In the mail configuration, the default journal size is 256MB. (For datafiles, it is 64MB). 4 slots * 256MB is 1G used up in journals. Note that mkfs.ocfs2 allows users to specify a custom journal size too. OCFS2 has dynamic inode allocators. Meaning it does not allocate space for inodes during format but does so during runtime. However, once space has been carved out for inodes, it is not reclaimed back for data. So your bonnie++ run must have created a lot of files. That space will be reused when new files are created in the fs. You can look at the system directory using debugfs.ocfs2 to confirm my theory. Go with block/cluster size 4K/4K. While a smaller blocksize will save you space per-inode (as each inode is block-sized), the io thruput will also be lower. So it is best to with 4K blocksize, and enable inline-data (default feature) to store the small files (3K or so) in the inode itself. Sunil Guy wrote:> Hi, > > I'm busy doing a bit of testing with an ocfs2 partition on an iSCSI > target. I'm using Ubuntu 9.10 (Karmic) with the latest kernel module > and tools included with that release (tools version 1.4.2 I believe). > And I made the fs with the following command: > > mkfs.ocfs2 -L mailstore1 -N 4 -T mail /dev/sdb1 > > Initially the fs showed 1.2G of 20G already used. Creating files with > dd and deleting them again puts the space usage back down normally. I > ran bonnie++ 1.96 (threaded version) overnight and now it shows 3.1G > used when the only thing on the fs is the lost+found directory. > I ran fsck.ocfs2 on the partition but it found no errors or orphaned > inodes as was happening before upgrading Ubuntu. > > Is this extra space usage after a lot of writing/deleting expected? > If so, can I calculate how much space I'm like to have to sacrifice to > this (the 20GB is for testing, the final iSCSI target would likely be > about 1.5TB)? The iSCSI target is on a SAN provided by our hosting > company, so it would help if we can have a more accurate prediction of > the space we're doing to need to buy. > > Also, are there any other options I can use when creating the fs that > might be better for usage as a mail store? > We hit about 700 concurrent dovecot connections at peak. We use > Maildir++ and most messages are probably between 10KB and 200KB, with > some being up to 20MB with attachments etc. > > Any other advice/experiences related to this sort of usage would also > be appreciated. > > Thanks > Guy >
Sunil Mushran
2009-Nov-16 18:40 UTC
[Ocfs2-users] Space used on file system although empty.

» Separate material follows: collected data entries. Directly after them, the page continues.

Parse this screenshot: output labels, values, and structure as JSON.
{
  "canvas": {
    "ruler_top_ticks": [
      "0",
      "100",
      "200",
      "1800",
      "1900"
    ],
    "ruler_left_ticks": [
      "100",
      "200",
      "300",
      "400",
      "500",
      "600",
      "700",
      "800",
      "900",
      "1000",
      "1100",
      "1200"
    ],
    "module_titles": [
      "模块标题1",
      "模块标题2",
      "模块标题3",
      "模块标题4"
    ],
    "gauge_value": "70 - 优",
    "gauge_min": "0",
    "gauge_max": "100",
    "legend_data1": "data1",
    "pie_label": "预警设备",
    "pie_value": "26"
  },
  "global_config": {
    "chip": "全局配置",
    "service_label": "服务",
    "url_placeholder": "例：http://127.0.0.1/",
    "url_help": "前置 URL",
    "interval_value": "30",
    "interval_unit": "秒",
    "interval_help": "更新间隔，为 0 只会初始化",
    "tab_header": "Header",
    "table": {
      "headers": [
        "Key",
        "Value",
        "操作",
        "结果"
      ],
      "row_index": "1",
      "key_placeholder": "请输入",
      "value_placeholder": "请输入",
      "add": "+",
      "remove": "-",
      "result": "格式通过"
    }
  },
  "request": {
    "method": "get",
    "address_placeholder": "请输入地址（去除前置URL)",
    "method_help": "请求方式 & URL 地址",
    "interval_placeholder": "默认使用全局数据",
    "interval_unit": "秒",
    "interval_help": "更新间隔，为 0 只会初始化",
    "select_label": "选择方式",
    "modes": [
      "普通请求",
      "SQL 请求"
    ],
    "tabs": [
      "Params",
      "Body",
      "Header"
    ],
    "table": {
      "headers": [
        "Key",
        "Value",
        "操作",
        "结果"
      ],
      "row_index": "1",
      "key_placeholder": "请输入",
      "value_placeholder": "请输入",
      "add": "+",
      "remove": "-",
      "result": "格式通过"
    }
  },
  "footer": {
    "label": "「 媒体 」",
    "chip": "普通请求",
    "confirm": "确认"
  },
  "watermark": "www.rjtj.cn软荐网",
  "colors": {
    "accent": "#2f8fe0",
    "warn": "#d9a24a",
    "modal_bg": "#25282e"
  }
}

http://oss.oracle.com/~smushran/.debug/scripts/stat_sysdir.sh Run this script against the device and save the output to a file. Then look at the inode_alloc:XXXX . There will be one for each slot. Bitmap Total: 18432 Used: 1114 Free: 17318 That's the number of inodes, used and free. Add these numbers for all slots to get the full picture. Guy wrote:> Hi Sunil, > > 2009/11/13 Sunil Mushran <sunil.mushran at oracle.com > <mailto:sunil.mushran at oracle.com>> > > OCFS2 has dynamic inode allocators. Meaning it does not allocate > space for inodes during > format but does so during runtime. However, once space has been > carved out for inodes, it > is not reclaimed back for data. So your bonnie++ run must have > created a lot of files. > That space will be reused when new files are created in the fs. > You can look at the system > directory using debugfs.ocfs2 to confirm my theory. > > > Can you tell me how I'd get that particular bit of information from > debugfs.ocfs2? I'm afraid I'm not very familiar with it and the man > page isn't enlightening me at this point. > > Is there also a way I could calculate roughly how much space will go > to this based on the number of existing files on the current mailstore? > > Thanks > Guy > > -- > Don't just do something...sit there!